Kale highlighted that the CBN’s current stance, keeping the policy rate above 20 percent, has been instrumental in attracting foreign portfolio inflows (FPIs). These inflows have helped stabilise the foreign exchange (FX) market and supported the accumulation of reserves.
The CBN’s MPC meeting is scheduled to take place on Monday and Tuesday at the CBN headquarters in Abuja, drawing keen attention from market participants.
Analysts at Afrinvest West Africa commented, “We consider the macroeconomic environment ripe for a rate cut. Nonetheless, risks such as global reinflation, geopolitical uncertainties, volatility in energy markets, and the base-year impact on domestic inflation may constrain the MPC to a 50 to 75 basis point reduction.”

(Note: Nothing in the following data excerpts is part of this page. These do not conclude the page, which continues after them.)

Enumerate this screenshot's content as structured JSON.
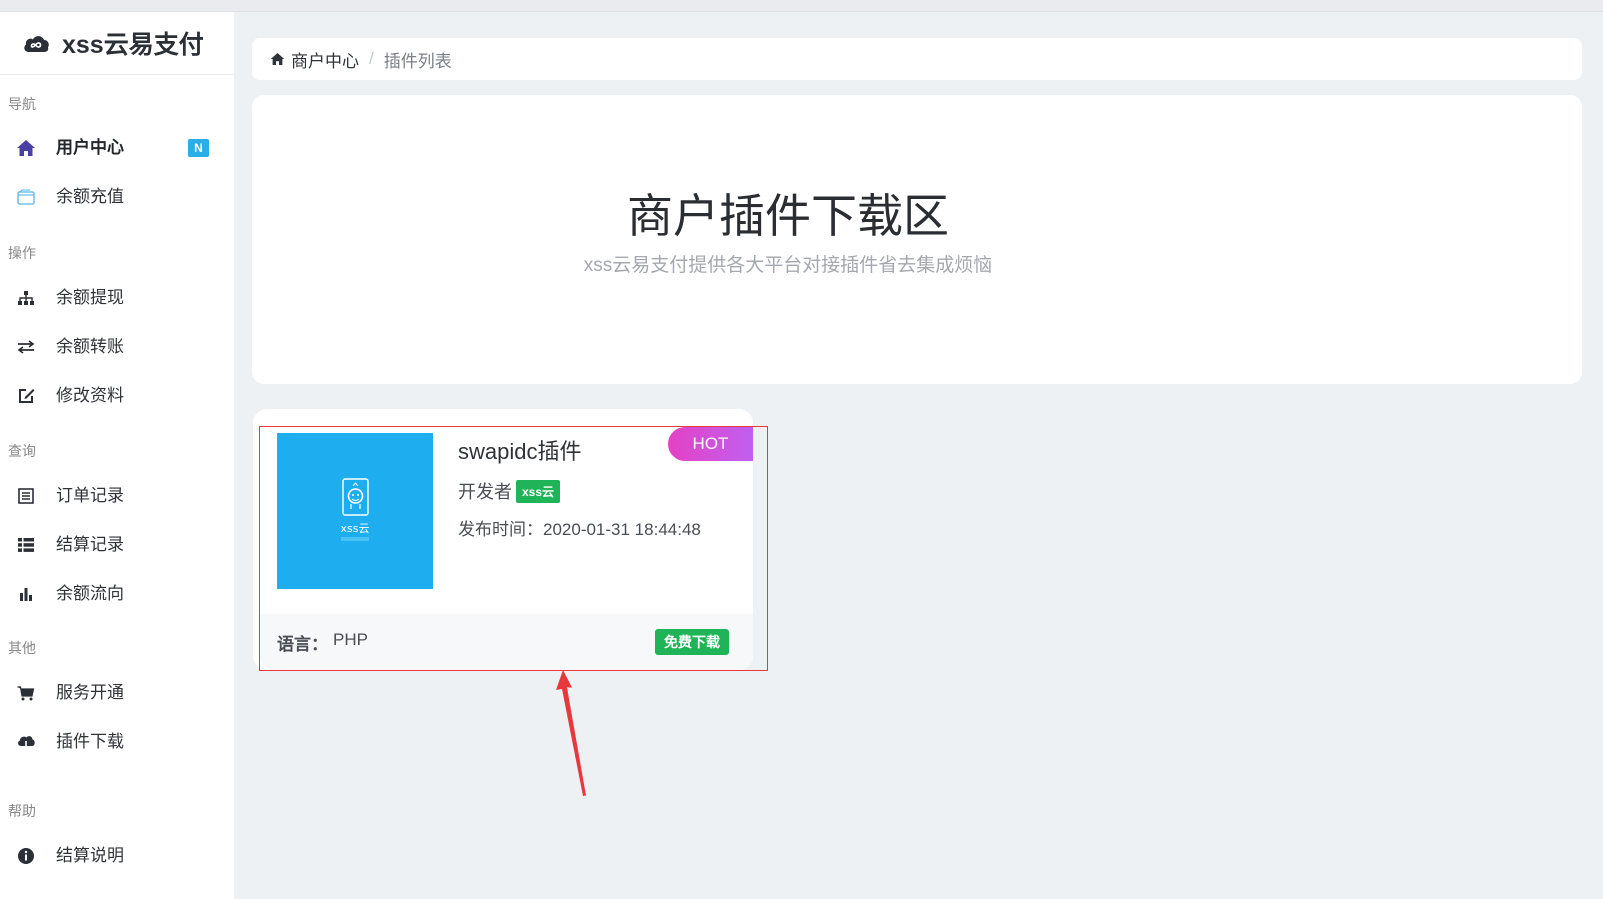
{
  "app": {
    "brand_name": "xss云易支付"
  },
  "sidebar": {
    "sections": [
      {
        "label": "导航"
      },
      {
        "label": "操作"
      },
      {
        "label": "查询"
      },
      {
        "label": "其他"
      },
      {
        "label": "帮助"
      }
    ],
    "items": [
      {
        "label": "用户中心",
        "icon": "home-icon",
        "badge": "N"
      },
      {
        "label": "余额充值",
        "icon": "wallet-icon"
      },
      {
        "label": "余额提现",
        "icon": "sitemap-icon"
      },
      {
        "label": "余额转账",
        "icon": "exchange-icon"
      },
      {
        "label": "修改资料",
        "icon": "edit-icon"
      },
      {
        "label": "订单记录",
        "icon": "list-alt-icon"
      },
      {
        "label": "结算记录",
        "icon": "list-icon"
      },
      {
        "label": "余额流向",
        "icon": "bar-chart-icon"
      },
      {
        "label": "服务开通",
        "icon": "cart-icon"
      },
      {
        "label": "插件下载",
        "icon": "cloud-download-icon"
      },
      {
        "label": "结算说明",
        "icon": "info-icon"
      }
    ]
  },
  "breadcrumb": {
    "home": "商户中心",
    "separator": "/",
    "current": "插件列表"
  },
  "hero": {
    "title": "商户插件下载区",
    "subtitle": "xss云易支付提供各大平台对接插件省去集成烦恼"
  },
  "plugin": {
    "name": "swapidc插件",
    "developer_label": "开发者",
    "developer_tag": "xss云",
    "release_label": "发布时间：",
    "release_time": "2020-01-31 18:44:48",
    "hot_badge": "HOT",
    "lang_label": "语言：",
    "lang_value": "PHP",
    "download_label": "免费下载",
    "thumb_text": "xss云"
  },
  "colors": {
    "accent_blue": "#1eaef0",
    "green": "#1fb457",
    "badge_blue": "#2aaee6",
    "annotation_red": "#e6393d"
  }
}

Similarly, analysts at FBNQuest noted that the sharp moderation in headline inflation could serve as a catalyst for a potential rate cut. However, they cautioned that the committee might tread carefully given residual risks.
Coronation Merchant Bank analysts expect the MPC to maintain its cautious and restrictive policy stance at the upcoming meeting. “We anticipate the committee will want to ensure that the month-on-month disinflation observed in August is sustained and not a one-off occurrence before easing policy,” they said. “The CBN governor has previously warned against easing too early, which risks inflation rebounding and negating the hard-fought gains of recent years.”
They also highlighted the importance of maintaining the attractiveness of fixed-income instruments for FPIs, which have played a critical role in stabilising the FX market and supporting inflation reduction. Given current dynamics, they predict a mild rate cut may be considered towards the end of the year, likely at the November meeting, contingent on further disinflation and FX market stability.
Analysts at Comercio Partners are slightly more optimistic, projecting a 25-basis-point rate cut at this meeting, marking the first easing move this year. “This step would aim to stimulate economic activity and bolster domestic demand,” they said, citing declining inflation and sustained exchange rate stability as key supports for such a decision.